The VEGF-C/VEGFR-3 axis plays a critical role in cancer progression by inducing lymphangiogenesis and facilitating the mobility of several types of cancer cells (Su ). The VEGF-C/VEGFR-3 axis may affect cancer development or progression by directly affecting tumour cells. Unlike the well-characterised axis of VEGF-A and VEGFR-2, there may be many undefined functions and molecular mechanisms involved in the tumour progression mediated by the VEGF-C/VEGFR-3 axis; thus, further study of the axis is needed. It is also important to identify the functions of the VEGF-C/VEGFR-3 axis in macrophage infiltration/activation and to determine how these tumour-educated macrophages affect tumour progression. This is because infiltrating macrophages have correlated significantly and negatively with cancer patient prognosis and survival (Ogawa ; Schoppmann ). It has been reported that tumour-associated macrophages play a crucial role in angiogenesis and lymphangiogenesis under inflammatory condition (Cursiefen ; Maruyama ). It also has been reported that macrophages support lymphangiogenesis in two different ways, either by transdifferentiating and directly incorporating into the endothelial layer or by stimulating division of pre-existent local lymphatic endothelial cells (Kerjaschki, 2005; Maruyama ). In our unpublished data, we also found that VEGF-C plays a critical role in the macrophage infiltration in lung tumour through VEGFR-3 and this VEGFR-3-mediated macrophage infiltration may involved in radiosensitisation of lung cancer cells.

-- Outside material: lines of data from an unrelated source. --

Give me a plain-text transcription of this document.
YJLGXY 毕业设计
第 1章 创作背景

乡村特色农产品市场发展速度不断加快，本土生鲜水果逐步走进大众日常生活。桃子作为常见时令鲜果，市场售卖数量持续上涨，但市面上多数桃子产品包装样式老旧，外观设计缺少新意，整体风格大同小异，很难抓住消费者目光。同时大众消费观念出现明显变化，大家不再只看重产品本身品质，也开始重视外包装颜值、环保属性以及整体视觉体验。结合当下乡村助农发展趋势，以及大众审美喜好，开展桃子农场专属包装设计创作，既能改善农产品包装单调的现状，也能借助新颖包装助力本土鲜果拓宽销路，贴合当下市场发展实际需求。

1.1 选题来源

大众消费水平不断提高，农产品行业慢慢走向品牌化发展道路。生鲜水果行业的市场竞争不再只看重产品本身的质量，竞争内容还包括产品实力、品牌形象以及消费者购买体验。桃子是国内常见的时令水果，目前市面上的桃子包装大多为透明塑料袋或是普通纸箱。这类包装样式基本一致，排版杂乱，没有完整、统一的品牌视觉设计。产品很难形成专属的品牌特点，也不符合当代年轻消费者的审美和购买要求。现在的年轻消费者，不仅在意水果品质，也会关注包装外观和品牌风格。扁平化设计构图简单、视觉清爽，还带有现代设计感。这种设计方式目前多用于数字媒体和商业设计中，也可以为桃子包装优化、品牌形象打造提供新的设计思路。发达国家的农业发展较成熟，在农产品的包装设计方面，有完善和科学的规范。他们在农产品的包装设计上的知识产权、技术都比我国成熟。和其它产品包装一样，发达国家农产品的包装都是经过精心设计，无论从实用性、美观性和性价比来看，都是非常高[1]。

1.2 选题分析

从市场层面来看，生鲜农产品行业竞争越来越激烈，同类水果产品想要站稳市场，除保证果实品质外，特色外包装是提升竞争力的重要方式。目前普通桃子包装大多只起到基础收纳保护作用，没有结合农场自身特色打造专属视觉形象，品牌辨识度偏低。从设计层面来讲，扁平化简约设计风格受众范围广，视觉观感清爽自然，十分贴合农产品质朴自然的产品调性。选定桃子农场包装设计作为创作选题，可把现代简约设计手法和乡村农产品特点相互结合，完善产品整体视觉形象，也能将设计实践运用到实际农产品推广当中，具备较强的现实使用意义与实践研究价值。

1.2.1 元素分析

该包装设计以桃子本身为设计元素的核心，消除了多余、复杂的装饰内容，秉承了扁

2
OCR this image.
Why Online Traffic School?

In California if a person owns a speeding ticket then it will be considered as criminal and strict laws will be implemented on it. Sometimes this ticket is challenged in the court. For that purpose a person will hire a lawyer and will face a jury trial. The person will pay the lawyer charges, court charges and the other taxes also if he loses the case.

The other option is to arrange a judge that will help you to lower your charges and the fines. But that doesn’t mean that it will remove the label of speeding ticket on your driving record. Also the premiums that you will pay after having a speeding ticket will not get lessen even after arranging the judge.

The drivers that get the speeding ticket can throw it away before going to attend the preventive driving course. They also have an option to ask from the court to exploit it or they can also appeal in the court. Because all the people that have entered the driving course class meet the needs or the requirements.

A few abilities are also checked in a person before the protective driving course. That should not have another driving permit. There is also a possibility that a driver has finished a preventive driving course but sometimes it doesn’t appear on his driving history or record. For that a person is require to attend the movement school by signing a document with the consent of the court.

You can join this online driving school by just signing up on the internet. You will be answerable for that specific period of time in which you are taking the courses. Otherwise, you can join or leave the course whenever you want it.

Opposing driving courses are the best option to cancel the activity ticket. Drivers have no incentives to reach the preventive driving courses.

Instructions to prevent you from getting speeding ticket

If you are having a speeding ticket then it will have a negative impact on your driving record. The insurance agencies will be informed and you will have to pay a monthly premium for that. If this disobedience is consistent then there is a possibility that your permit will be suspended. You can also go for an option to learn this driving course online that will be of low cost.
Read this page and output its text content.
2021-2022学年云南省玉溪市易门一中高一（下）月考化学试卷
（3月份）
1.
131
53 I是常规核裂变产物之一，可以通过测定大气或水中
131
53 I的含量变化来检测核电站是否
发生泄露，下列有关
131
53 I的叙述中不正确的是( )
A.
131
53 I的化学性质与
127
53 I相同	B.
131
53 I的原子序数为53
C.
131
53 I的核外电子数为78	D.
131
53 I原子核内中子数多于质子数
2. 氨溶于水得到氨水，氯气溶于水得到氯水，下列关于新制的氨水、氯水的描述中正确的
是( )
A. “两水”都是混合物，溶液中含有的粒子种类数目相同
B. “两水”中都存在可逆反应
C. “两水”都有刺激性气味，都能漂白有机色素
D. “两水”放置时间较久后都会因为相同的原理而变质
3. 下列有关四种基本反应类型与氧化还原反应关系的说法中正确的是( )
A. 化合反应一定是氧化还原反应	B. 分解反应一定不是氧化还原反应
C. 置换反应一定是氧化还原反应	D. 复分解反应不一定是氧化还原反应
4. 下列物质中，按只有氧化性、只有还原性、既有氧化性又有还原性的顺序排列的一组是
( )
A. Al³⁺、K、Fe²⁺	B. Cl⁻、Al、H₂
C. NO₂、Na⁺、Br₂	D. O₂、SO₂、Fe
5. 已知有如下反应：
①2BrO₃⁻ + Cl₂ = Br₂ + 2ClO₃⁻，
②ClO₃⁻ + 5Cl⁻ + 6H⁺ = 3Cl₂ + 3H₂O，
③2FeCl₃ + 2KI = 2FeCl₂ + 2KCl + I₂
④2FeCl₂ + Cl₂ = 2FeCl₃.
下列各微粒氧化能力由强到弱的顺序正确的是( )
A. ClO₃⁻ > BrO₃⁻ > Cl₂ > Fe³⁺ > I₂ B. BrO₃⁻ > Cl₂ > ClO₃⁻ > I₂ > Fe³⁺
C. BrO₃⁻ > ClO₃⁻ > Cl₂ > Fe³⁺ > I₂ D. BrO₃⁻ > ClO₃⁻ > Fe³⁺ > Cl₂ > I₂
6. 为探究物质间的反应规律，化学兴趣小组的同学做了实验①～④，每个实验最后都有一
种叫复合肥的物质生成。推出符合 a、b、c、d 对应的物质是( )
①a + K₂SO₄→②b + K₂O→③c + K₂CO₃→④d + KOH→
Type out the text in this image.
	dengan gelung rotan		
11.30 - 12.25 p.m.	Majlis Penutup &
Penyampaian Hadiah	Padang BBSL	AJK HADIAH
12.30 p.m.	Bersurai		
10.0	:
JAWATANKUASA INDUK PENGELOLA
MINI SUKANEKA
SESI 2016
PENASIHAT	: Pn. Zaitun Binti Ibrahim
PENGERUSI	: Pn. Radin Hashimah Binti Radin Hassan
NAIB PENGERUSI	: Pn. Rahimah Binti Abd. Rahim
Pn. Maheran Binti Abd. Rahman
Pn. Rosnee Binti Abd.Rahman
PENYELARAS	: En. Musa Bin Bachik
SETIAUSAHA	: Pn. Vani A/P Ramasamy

Another important area to be further explored is the nuclear localisation of VEGFR-3 and other VEGF receptors. This is because many receptor tyrosine kinases are detected in the cell nucleus and function as transcription cofactors to activate gene promoters, such as the EGFR family (Lo and Hung, 2006). Nuclear translocation of EGFRs has been reported to play a critical role in cancer progression (Lo and Hung, 2006). We have found that VEGF-C activated VEGFR-3 was translocated into the nucleus of both lung adenocarcinoma cells and primary lymphatic endothelial cells (our unpublished data). Other aspects of the physical functions and molecular mechanisms of this nuclear localisation remain unclear and need to be clarified.

Targeting the VEGF-C/VEGFR-3 axis may be therapeutically significant for certain types of tumours. Thus, the continued discovery and characterisation of factors that regulate VEGF-C or VEGFR-3 will be essential for developing new therapies that limit the spread of cancer. In particular, new drugs that block the VEGF-C/VEGFR-3 signaling pathway may provide useful anticancer therapeutics by mechanisms other than the blockage of lymphangiogenesis. In addition to being potential targets for inhibiting tumour metastasis, factors implicated in tumour lymphangiogenesis and the specific molecules found on the activated lymphatic endothelium may prove valuable in the diagnosis of particularly aggressive metastatic cancers.